Grafting of vapor-grown carbon nanofibers via in-situ polycondensation of 3-phenoxybenzoic acid in poly(phosphoric acid)

Abstract

In-situ polymerization of 3-phenoxybenzoic acid in the presence of various amounts (1-30 wt %) of vapor-grown carbon nanofibers (VGCNF) was carried out in poly(phosphoric acid)/phosphorus pentoxide (PPA/P 2O 5; 1:4 w/w) medium. 3-Phenoxybenzoic acid polymerizes via Friedel-Crafts acylation in PPA to form poly(oxy-1,3-phenylenecarbonyl-1,4-phenylene) or mPEK. The resulting mPEK-g-VGCNF products that contained less than 10 wt % of VGCNF were soluble in N-methyl-2-pyrrolidinone and had intrinsic viscosity values ranging from 1 to 1.73 dL/g in methanesulfonic acid (MSA) at 30 ± 0.1°C. The overall evidence based on the data from elemental analysis (EA), thermogravimetric analysis (TGA), and Fourier transform infrared spectroscopy (FT-IR) as well as scanning electron and transmission electron microscopies of the resulting materials implicates that VGCNF remained more or less structurally intact under the mildly acidic, relatively high-shearing and hot polymerization conditions.

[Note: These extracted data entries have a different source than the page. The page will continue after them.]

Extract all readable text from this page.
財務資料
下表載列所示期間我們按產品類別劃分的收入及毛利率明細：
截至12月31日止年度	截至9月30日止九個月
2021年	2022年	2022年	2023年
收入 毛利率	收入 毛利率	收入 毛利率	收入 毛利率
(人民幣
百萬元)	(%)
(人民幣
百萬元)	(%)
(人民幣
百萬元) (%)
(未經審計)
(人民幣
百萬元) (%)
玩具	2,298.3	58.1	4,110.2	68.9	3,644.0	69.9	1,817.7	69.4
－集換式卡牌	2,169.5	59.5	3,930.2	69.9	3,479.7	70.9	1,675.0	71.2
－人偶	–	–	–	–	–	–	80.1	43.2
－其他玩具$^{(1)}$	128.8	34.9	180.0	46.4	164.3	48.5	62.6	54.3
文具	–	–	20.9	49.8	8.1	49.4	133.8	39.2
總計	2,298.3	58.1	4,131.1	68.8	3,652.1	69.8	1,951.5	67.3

It is also evident that under these reaction conditions mPEK was grafted onto the surface of VGCNF, resulting in the formation of "hairy tubes". The wide-angle X-ray diffraction result showed the growth of the 3.35 A peak characteristic of VGCNF that increased in intensity proportionately to the presence of VGCNF in the sample and correlated well with the EA and TGA results. The conductivity of the cast film (10 wt % VGCNF) is 0.25 S/cm (bottom of film) and 0.30 S/cm (top of film).